G-Man: J. Edgar Hoover and the Making of the American Century by Beverley Gage


I took my time with this — it’s 730+ pages of dense, small type, narrow margins. It’s a beast. It cost $60 Canadian (at Ben McNally books – one of my absolute faves). But it was worth it. 

I grew up in the 80’s and 90’s, and it’s only been the last decade or so that I’ve really grown an interest in modern American history, and if this book had been around in 2010 or whatever, it would have changed how I perceived the Trump years. 

My knowledge of Hoover was pretty limited — bad guy, complicit with many of the villains from the mid-20th century, likely closeted and overcompensating. 

Not only did this book fill in a lot of gaps in US political history, it recontextualized the current state of America for me. I’ve often thought of the post-Obama years as a kind of an echo of the Nixon years – Paul Auster’s 4  3  2  1 was kind of eye-opening for me in that way. 

But In the same way that Caro’s The Power Broker explains so much of modern New York, this book made me realize how much the seeds of modern American conservatism were planted by Hoover and his contemporaries. 

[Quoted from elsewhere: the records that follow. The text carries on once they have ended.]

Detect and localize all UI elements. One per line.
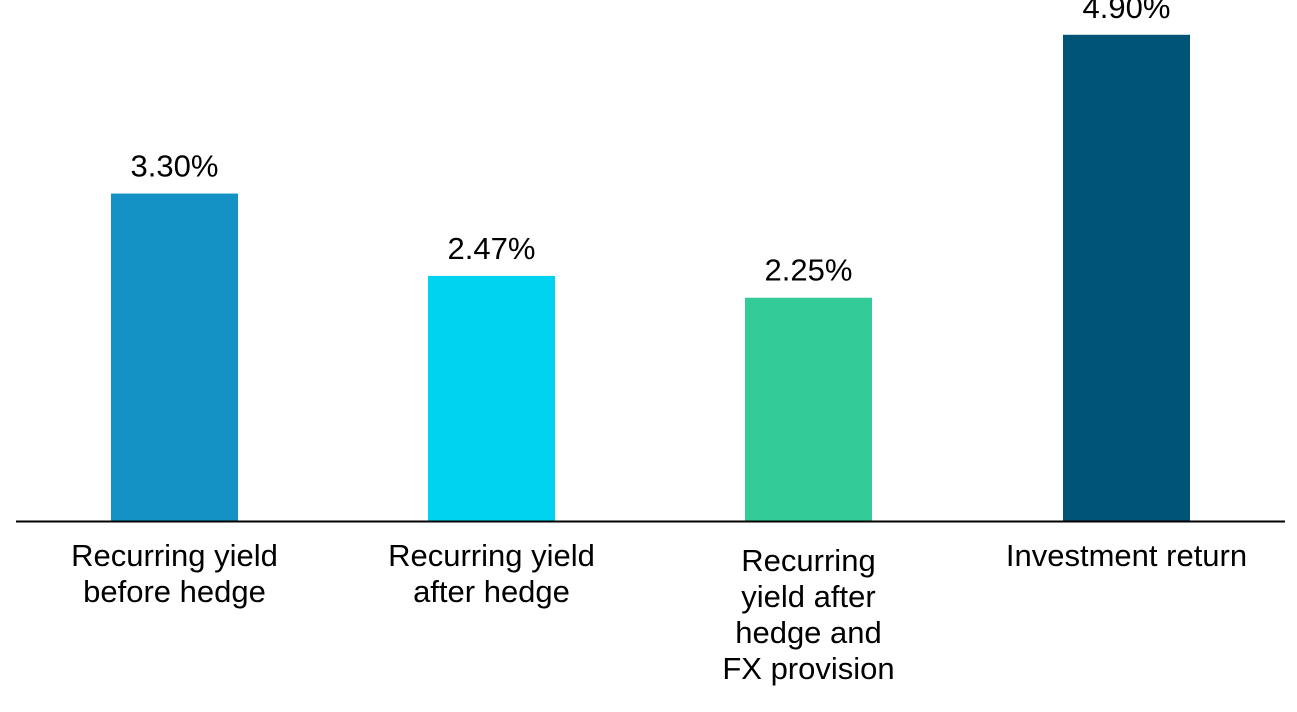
bar-1 <box>111 193 238 521</box>
category-label-line: yield after <box>741 579 875 614</box>
category-label-2: Recurring yield after hedge <box>388 538 595 609</box>
data-label-2: 2.47% <box>448 231 536 266</box>
category-label-line: after hedge <box>413 574 570 609</box>
data-label-4: 4.90% <box>1083 0 1171 25</box>
data-labels-group: 3.30% 2.47% 2.25% 4.90% <box>131 0 1171 288</box>
category-label-line: Recurring yield <box>71 538 278 573</box>
category-label-line: Recurring <box>741 543 875 578</box>
bars-group <box>111 34 1190 521</box>
category-label-line: hedge and <box>735 615 882 650</box>
category-label-4: Investment return <box>1006 538 1247 573</box>
category-label-line: before hedge <box>83 574 266 609</box>
category-label-3: Recurring yield after hedge and FX provisio… <box>722 543 894 686</box>
bar-4 <box>1063 34 1190 521</box>
category-label-line: Investment return <box>1006 538 1247 573</box>
data-label-3: 2.25% <box>765 253 853 288</box>
data-label-1: 3.30% <box>131 149 219 184</box>
bar-2 <box>428 275 555 521</box>
category-label-1: Recurring yield before hedge <box>71 538 278 609</box>
bar-3 <box>745 297 872 521</box>
category-label-line: FX provision <box>722 651 894 686</box>
category-label-line: Recurring yield <box>388 538 595 573</box>
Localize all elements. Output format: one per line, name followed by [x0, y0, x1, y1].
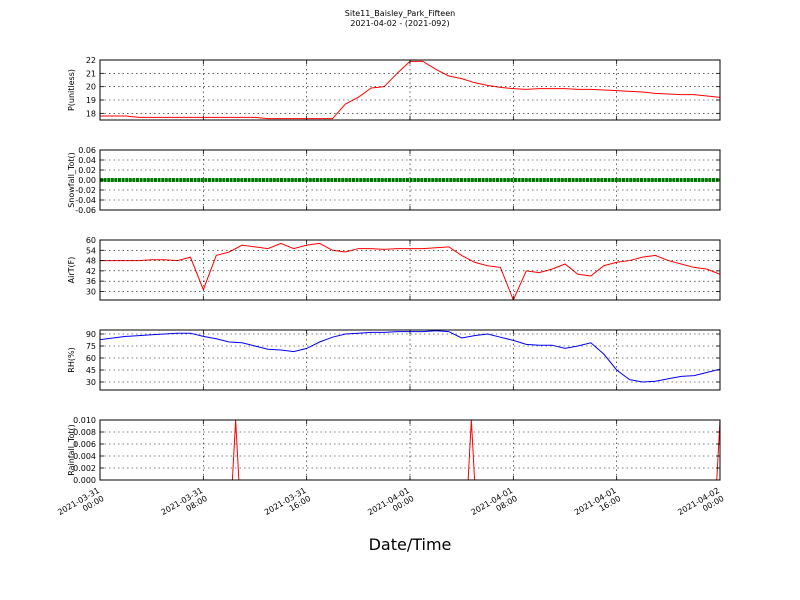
data-line [100, 420, 720, 480]
y-tick-label: 19 [86, 96, 96, 105]
y-tick-label: 0.010 [73, 416, 96, 425]
y-tick-label: 0.04 [78, 156, 96, 165]
y-axis-label: Snowfall_Tot() [67, 152, 76, 208]
axes-frame [99, 149, 721, 211]
y-tick-label: 22 [86, 56, 96, 65]
axes-frame [99, 59, 721, 121]
y-tick-label: 54 [86, 246, 96, 255]
y-tick-label: 21 [86, 69, 96, 78]
figure-subtitle: 2021-04-02 - (2021-092) [350, 19, 449, 28]
axes-frame [99, 419, 721, 481]
y-tick-label: 48 [86, 257, 96, 266]
y-tick-label: 0.008 [73, 428, 96, 437]
y-tick-label: -0.06 [75, 206, 96, 215]
panel-4 [100, 420, 720, 480]
figure-title: Site11_Baisley_Park_Fifteen [345, 9, 455, 18]
y-tick-label: 45 [86, 366, 96, 375]
y-tick-label: 0.002 [73, 464, 96, 473]
y-tick-label: 0.006 [73, 440, 96, 449]
y-axis-label: P(unitless) [67, 69, 76, 111]
y-tick-label: 0.000 [73, 476, 96, 485]
y-axis-label: AirT(F) [67, 257, 76, 284]
y-axis-label: Rainfall_Tot() [67, 424, 76, 476]
y-tick-label: 30 [86, 378, 96, 387]
y-tick-label: 42 [86, 267, 96, 276]
y-axis-label: RH(%) [67, 347, 76, 372]
y-tick-label: -0.04 [75, 196, 96, 205]
axes-frame [99, 239, 721, 301]
y-tick-label: -0.02 [75, 186, 96, 195]
y-tick-label: 0.004 [73, 452, 96, 461]
y-tick-label: 36 [86, 277, 96, 286]
y-tick-label: 0.00 [78, 176, 96, 185]
y-tick-label: 20 [86, 83, 96, 92]
y-tick-label: 0.06 [78, 146, 96, 155]
y-tick-label: 30 [86, 287, 96, 296]
y-tick-label: 60 [86, 354, 96, 363]
y-tick-label: 60 [86, 236, 96, 245]
x-axis-label: Date/Time [369, 535, 452, 554]
y-tick-label: 75 [86, 342, 96, 351]
y-tick-label: 18 [86, 109, 96, 118]
y-tick-label: 0.02 [78, 166, 96, 175]
axes-frame [99, 329, 721, 391]
y-tick-label: 90 [86, 330, 96, 339]
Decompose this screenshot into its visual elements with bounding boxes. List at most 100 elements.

And like the similarly unelected Robert Moses, you’re unlikely to find a single figure who casts this long a shadow. Hoover ran the FBI for 45 years, and had an unmatched influence on leaders, politics, and law enforcement. The few times his ambition was curtailed, he grew vindictive and angry, and evolved into more of a monster. By the time Nixon gets elected, Hoover is by far the greater villain.

This book is not only an incredible profile of a singular historical figure, it’s a lens to help explain today’s world.